Mar 18, 2021 - Sports

Baseball scouts return after being sidelined by COVID-19 pandemic

Picture of baseball scouts

Photo: Doug Pensinger/Getty Images

Baseball scouts are back at the ballpark after being sidelined for a year, but their ranks have thinned considerably since the last full season.

By the numbers: About 20% of scouts have been laid off since the start of the pandemic, per USA Today.

"It's been tough, very tough. There's not too many of us that know how to do anything else. This is our livelihood, and there's a fear there won't be many scouts out there anymore, so being back is very emotional."
— Royals scout Jim Fregosi Jr.

The state of play: Old-school talent evaluators aren't obsolete just yet, but if rapid tech advancements are nudging them towards a cliff, the pandemic has been a strong gust of wind threatening to finish the job.
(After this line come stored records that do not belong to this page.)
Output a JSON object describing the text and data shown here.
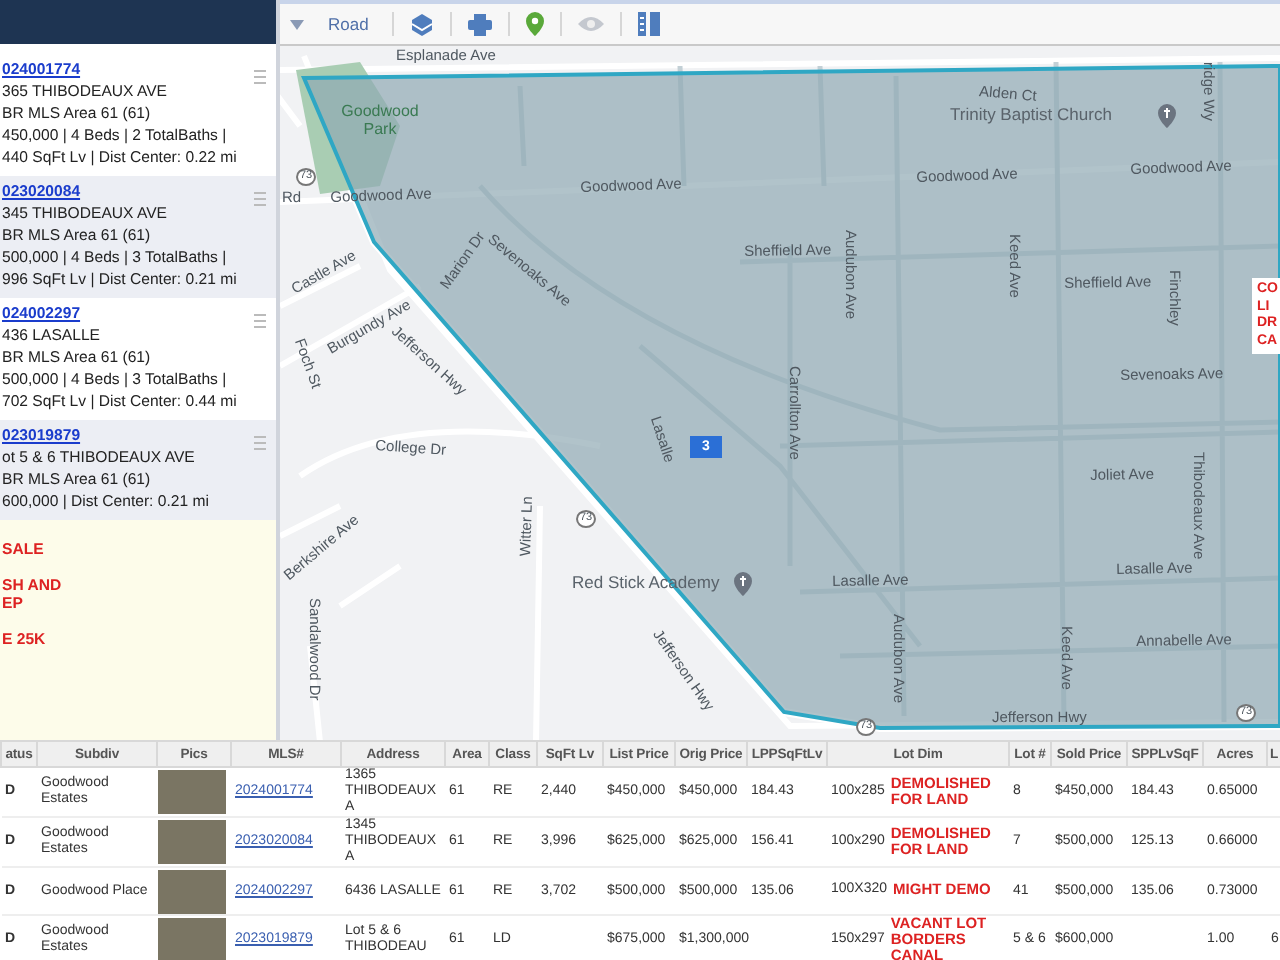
{
  "sidebar": {
    "items": [
      {
        "id": "024001774",
        "lines": [
          "365 THIBODEAUX AVE",
          "BR MLS Area 61 (61)",
          "450,000 | 4 Beds | 2 TotalBaths |",
          "440 SqFt Lv | Dist Center: 0.22 mi"
        ],
        "selected": false
      },
      {
        "id": "023020084",
        "lines": [
          "345 THIBODEAUX AVE",
          "BR MLS Area 61 (61)",
          "500,000 | 4 Beds | 3 TotalBaths |",
          "996 SqFt Lv | Dist Center: 0.21 mi"
        ],
        "selected": true
      },
      {
        "id": "024002297",
        "lines": [
          "436 LASALLE",
          "BR MLS Area 61 (61)",
          "500,000 | 4 Beds | 3 TotalBaths |",
          "702 SqFt Lv | Dist Center: 0.44 mi"
        ],
        "selected": false
      },
      {
        "id": "023019879",
        "lines": [
          "ot 5 & 6 THIBODEAUX AVE",
          "BR MLS Area 61 (61)",
          "600,000 | Dist Center: 0.21 mi"
        ],
        "selected": true
      }
    ],
    "notes": [
      {
        "lines": [
          "SALE"
        ]
      },
      {
        "lines": [
          "SH AND",
          "EP"
        ]
      },
      {
        "lines": [
          "E 25K"
        ]
      }
    ]
  },
  "toolbar": {
    "map_type": "Road"
  },
  "map": {
    "labels": [
      {
        "text": "Esplanade Ave",
        "kind": "street"
      },
      {
        "text": "Alden Ct",
        "kind": "street"
      },
      {
        "text": "Goodwood Park",
        "kind": "park"
      },
      {
        "text": "Trinity Baptist Church",
        "kind": "poi"
      },
      {
        "text": "Goodwood Ave",
        "kind": "street"
      },
      {
        "text": "Goodwood Ave",
        "kind": "street"
      },
      {
        "text": "Goodwood Ave",
        "kind": "street"
      },
      {
        "text": "Goodwood Ave",
        "kind": "street"
      },
      {
        "text": "Rd",
        "kind": "street"
      },
      {
        "text": "Sevenoaks Ave",
        "kind": "street"
      },
      {
        "text": "Sheffield Ave",
        "kind": "street"
      },
      {
        "text": "Sheffield Ave",
        "kind": "street"
      },
      {
        "text": "Castle Ave",
        "kind": "street"
      },
      {
        "text": "Burgundy Ave",
        "kind": "street"
      },
      {
        "text": "Marion Dr",
        "kind": "street"
      },
      {
        "text": "Jefferson Hwy",
        "kind": "street"
      },
      {
        "text": "Foch St",
        "kind": "street"
      },
      {
        "text": "Carrollton Ave",
        "kind": "street"
      },
      {
        "text": "Lasalle",
        "kind": "street"
      },
      {
        "text": "Sevenoaks Ave",
        "kind": "street"
      },
      {
        "text": "College Dr",
        "kind": "street"
      },
      {
        "text": "Joliet Ave",
        "kind": "street"
      },
      {
        "text": "Witter Ln",
        "kind": "street"
      },
      {
        "text": "Berkshire Ave",
        "kind": "street"
      },
      {
        "text": "Sandalwood Dr",
        "kind": "street"
      },
      {
        "text": "Red Stick Academy",
        "kind": "poi"
      },
      {
        "text": "Lasalle Ave",
        "kind": "street"
      },
      {
        "text": "Lasalle Ave",
        "kind": "street"
      },
      {
        "text": "Jefferson Hwy",
        "kind": "street"
      },
      {
        "text": "Annabelle Ave",
        "kind": "street"
      },
      {
        "text": "Audubon Ave",
        "kind": "street"
      },
      {
        "text": "Keed Ave",
        "kind": "street"
      },
      {
        "text": "Keed Ave",
        "kind": "street"
      },
      {
        "text": "Audubon Ave",
        "kind": "street"
      },
      {
        "text": "Finchley",
        "kind": "street"
      },
      {
        "text": "Thibodeaux Ave",
        "kind": "street"
      },
      {
        "text": "Jefferson Hwy",
        "kind": "street"
      },
      {
        "text": "ridge Wy",
        "kind": "street"
      },
      {
        "text": "73",
        "kind": "shield"
      },
      {
        "text": "73",
        "kind": "shield"
      },
      {
        "text": "73",
        "kind": "shield"
      },
      {
        "text": "73",
        "kind": "shield"
      }
    ],
    "markers": [
      {
        "label": "3"
      }
    ],
    "note": {
      "lines": [
        "CO",
        "LI",
        "DR",
        "CA"
      ]
    }
  },
  "table": {
    "columns": [
      {
        "label": "atus",
        "kind": "bold"
      },
      {
        "label": "Subdiv",
        "kind": "text"
      },
      {
        "label": "Pics",
        "kind": "photo"
      },
      {
        "label": "MLS#",
        "kind": "link"
      },
      {
        "label": "Address",
        "kind": "text"
      },
      {
        "label": "Area",
        "kind": "text"
      },
      {
        "label": "Class",
        "kind": "text"
      },
      {
        "label": "SqFt Lv",
        "kind": "text"
      },
      {
        "label": "List Price",
        "kind": "text"
      },
      {
        "label": "Orig Price",
        "kind": "text"
      },
      {
        "label": "LPPSqFtLv",
        "kind": "text"
      },
      {
        "label": "Lot Dim",
        "kind": "lotdim"
      },
      {
        "label": "Lot #",
        "kind": "text"
      },
      {
        "label": "Sold Price",
        "kind": "text"
      },
      {
        "label": "SPPLvSqF",
        "kind": "text"
      },
      {
        "label": "Acres",
        "kind": "text"
      },
      {
        "label": "L",
        "kind": "text"
      }
    ],
    "rows": [
      {
        "cells": [
          "D",
          "Goodwood Estates",
          null,
          "2024001774",
          "1365 THIBODEAUX A",
          "61",
          "RE",
          "2,440",
          "$450,000",
          "$450,000",
          "184.43",
          "100x285",
          "8",
          "$450,000",
          "184.43",
          "0.65000",
          null
        ],
        "note": "DEMOLISHED FOR LAND"
      },
      {
        "cells": [
          "D",
          "Goodwood Estates",
          null,
          "2023020084",
          "1345 THIBODEAUX A",
          "61",
          "RE",
          "3,996",
          "$625,000",
          "$625,000",
          "156.41",
          "100x290",
          "7",
          "$500,000",
          "125.13",
          "0.66000",
          null
        ],
        "note": "DEMOLISHED FOR LAND"
      },
      {
        "cells": [
          "D",
          "Goodwood Place",
          null,
          "2024002297",
          "6436 LASALLE",
          "61",
          "RE",
          "3,702",
          "$500,000",
          "$500,000",
          "135.06",
          "100X320",
          "41",
          "$500,000",
          "135.06",
          "0.73000",
          null
        ],
        "note": "MIGHT DEMO"
      },
      {
        "cells": [
          "D",
          "Goodwood Estates",
          null,
          "2023019879",
          "Lot 5 & 6 THIBODEAU",
          "61",
          "LD",
          null,
          "$675,000",
          "$1,300,000",
          null,
          "150x297",
          "5 & 6",
          "$600,000",
          null,
          "1.00",
          "6"
        ],
        "note": "VACANT LOT BORDERS CANAL"
      }
    ]
  }
}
  • Scouts weren't the only casualties of MLB's pandemic-related budget cuts, but the rise of analytics made it easier for teams to move forward with fewer of them.

The backdrop: When Michael Lewis' book "Moneyball" was released in 2003, it kickstarted a data revolution across the big leagues. But scouts weren't pushed out overnight by these newfound "quant" departments.

  • On the contrary, teams hired even more of them in an effort to simply gather as much information as possible.
  • Scouting departments increased by an average of 10 scouts per team between 2009 and 2016 (from 41.5 to 51.3), and by another three from 2016 to 2019, per The Ringer's analysis of team media guides.

Yes, but: That growth has since halted, and the future of traditional scouts is becoming less certain every year.

  • It used to be that while numbers excelled at telling teams who a player is, scouts excelled at identifying what a player might become.
  • But over time, analytics' predictive capabilities have caught up. And newcomers to the field are now far more likely to open a spreadsheet than grab a pair of binoculars.

The bottom line: Getting these baseball lifers back in the ballpark where they belong is wonderful news after a brutal year. The end may be on the horizon, but it's not here yet.